David Michael Barr

A relocatable, immutable, randomised, ternary search tree

16 Jun, 2010 – Canberra

I am in the process of simplifying and cleaning up my svn-dump-fast-export project with a view to getting it merged into git-contrib. One of the current short-comings is the complexity of the commit-tree manipulation component. Upon examining it I have noticed that much of the complexity is in the specialisation of a general data structure. I have decided that the readability and complexity can be greatly improved upon if I extract this data structure into a separate component. The design of this data structure is pivotal to the time and memory costs of the tool and the ease of persistence. I have found very little literature on this particular data structure so I will take this opportunity to describe it and explore its features.

The commit-tree manipulation component requires a structure that provides a map from paths to blobs. This structure also needs to provide a map from a path to all blobs rooted at that path. It also needs an efficient operation to graft such a sub-tree at a particular path. Finally, it needs to be efficiently copied for a small set of modifications to be made.

In early revisions of the project, I had a quickly designed and implemented data structure that essentially a multiway tree. Each node was a reference to a sorted list of links exiting that node. When modifying a node, the entire list was copied and resorted after modifying a single element. Because the number of changes to a given node is limited in this application, the inefficiency was quite tolerable for most real-world data sets.
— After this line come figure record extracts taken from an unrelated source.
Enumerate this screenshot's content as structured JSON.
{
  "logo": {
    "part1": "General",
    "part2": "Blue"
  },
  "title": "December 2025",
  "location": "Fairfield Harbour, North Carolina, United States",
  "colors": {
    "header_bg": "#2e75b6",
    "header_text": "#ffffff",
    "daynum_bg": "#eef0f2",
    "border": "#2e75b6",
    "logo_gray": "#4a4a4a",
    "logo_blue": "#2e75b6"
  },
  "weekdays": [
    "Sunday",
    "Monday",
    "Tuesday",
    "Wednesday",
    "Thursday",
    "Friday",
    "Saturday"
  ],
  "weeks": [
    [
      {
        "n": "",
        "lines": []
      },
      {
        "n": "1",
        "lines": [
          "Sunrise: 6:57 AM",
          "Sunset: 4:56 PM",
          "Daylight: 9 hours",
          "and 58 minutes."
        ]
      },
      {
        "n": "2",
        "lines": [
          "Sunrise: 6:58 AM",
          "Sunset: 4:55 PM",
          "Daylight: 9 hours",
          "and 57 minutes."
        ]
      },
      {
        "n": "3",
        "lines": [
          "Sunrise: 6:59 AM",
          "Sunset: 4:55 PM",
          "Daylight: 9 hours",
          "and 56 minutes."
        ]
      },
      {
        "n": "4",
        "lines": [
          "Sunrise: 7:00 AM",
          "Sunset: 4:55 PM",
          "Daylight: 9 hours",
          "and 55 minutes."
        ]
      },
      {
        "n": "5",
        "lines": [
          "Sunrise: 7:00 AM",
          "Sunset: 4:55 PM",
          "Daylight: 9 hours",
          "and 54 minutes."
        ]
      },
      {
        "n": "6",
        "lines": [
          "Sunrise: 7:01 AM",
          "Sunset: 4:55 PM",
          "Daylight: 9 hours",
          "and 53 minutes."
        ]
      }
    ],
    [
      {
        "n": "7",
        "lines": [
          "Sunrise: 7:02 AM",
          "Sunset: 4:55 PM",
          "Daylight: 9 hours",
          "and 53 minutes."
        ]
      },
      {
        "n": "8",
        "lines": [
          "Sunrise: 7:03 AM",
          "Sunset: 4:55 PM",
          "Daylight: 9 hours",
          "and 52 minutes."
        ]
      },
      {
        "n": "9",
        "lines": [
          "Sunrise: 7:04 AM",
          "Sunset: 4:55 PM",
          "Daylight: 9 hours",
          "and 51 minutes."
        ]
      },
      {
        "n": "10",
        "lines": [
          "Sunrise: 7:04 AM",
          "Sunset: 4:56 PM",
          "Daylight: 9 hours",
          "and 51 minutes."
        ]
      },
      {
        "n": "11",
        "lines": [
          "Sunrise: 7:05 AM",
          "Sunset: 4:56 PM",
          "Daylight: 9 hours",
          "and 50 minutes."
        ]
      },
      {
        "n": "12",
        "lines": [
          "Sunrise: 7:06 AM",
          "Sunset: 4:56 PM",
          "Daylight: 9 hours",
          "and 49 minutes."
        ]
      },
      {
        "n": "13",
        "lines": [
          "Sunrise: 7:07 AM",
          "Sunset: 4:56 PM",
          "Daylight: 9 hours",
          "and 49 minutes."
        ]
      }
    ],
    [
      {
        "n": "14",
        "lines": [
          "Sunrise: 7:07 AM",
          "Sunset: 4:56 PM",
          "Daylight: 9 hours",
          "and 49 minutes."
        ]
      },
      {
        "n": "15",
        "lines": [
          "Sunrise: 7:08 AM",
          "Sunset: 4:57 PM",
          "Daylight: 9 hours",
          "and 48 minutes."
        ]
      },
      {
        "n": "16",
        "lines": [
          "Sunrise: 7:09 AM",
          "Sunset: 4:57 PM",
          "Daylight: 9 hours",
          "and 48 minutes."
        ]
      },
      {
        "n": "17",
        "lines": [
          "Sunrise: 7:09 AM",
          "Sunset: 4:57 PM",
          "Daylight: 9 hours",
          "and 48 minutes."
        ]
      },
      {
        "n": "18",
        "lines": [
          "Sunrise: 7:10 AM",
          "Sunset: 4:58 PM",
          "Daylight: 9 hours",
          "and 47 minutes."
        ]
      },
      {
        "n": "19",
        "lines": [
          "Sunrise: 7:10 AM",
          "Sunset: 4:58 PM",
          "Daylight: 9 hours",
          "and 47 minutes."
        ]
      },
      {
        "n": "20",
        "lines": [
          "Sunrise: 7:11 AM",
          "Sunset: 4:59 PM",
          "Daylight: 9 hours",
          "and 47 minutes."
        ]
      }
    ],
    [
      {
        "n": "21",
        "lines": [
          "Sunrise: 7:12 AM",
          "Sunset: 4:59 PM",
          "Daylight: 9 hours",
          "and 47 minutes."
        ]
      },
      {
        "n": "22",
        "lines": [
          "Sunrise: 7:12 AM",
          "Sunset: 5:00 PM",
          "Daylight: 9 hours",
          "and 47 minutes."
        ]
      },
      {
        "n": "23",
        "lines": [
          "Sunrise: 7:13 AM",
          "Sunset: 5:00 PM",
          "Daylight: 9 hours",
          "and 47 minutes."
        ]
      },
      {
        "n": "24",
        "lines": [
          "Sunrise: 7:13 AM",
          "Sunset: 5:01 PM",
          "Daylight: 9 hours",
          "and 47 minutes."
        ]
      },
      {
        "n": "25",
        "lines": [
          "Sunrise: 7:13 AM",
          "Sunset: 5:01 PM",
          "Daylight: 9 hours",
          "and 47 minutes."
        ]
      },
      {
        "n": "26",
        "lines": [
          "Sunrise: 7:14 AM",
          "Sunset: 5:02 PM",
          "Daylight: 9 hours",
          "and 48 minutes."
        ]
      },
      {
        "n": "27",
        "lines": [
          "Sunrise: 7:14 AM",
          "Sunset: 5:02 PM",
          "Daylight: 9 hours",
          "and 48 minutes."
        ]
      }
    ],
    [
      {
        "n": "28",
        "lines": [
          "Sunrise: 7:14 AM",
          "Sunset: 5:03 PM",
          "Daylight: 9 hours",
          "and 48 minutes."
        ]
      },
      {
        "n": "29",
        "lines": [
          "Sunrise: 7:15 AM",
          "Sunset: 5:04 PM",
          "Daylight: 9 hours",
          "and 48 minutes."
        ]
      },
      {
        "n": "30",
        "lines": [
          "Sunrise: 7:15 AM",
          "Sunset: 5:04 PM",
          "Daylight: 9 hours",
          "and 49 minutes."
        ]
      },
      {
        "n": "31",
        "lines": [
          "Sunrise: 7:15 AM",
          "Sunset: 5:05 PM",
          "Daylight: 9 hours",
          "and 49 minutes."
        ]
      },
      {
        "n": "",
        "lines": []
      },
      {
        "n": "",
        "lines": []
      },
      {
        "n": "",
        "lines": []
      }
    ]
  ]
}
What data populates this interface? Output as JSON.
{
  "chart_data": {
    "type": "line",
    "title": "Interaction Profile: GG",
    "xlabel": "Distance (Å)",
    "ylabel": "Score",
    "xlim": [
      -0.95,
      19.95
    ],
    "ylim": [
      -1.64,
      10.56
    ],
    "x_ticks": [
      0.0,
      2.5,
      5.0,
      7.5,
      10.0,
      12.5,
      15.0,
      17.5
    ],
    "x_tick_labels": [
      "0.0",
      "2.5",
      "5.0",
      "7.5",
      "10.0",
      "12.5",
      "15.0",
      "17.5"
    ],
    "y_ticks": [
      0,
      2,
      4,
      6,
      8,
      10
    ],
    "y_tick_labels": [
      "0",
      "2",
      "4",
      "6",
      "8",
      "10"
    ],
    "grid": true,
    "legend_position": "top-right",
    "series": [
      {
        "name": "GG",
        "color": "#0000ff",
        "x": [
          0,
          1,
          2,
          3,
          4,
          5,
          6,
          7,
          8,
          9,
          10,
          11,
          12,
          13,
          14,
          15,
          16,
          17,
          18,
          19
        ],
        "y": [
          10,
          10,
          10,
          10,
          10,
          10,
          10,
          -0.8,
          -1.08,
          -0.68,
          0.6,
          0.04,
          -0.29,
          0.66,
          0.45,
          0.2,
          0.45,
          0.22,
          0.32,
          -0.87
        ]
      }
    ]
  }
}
More recently, I had an epiphany that the sorted lists could be replaced with some kind of copy-on-write binary search tree. I implemented this by adapting a treap implementation I was using for string interning. This was effectively a relocatable, immutable, randomised, binary search tree. This change alone reduced the memory demands of the tool by an order of magnitude.

In the last week or so, I have come to realise that once the indirection via directory references is taken into account, it can be seen that the core data structure in use is a relocatable, immutable, randomised, ternary search tree. In a follow-up post I will discuss its properties and why it is so effective for this application.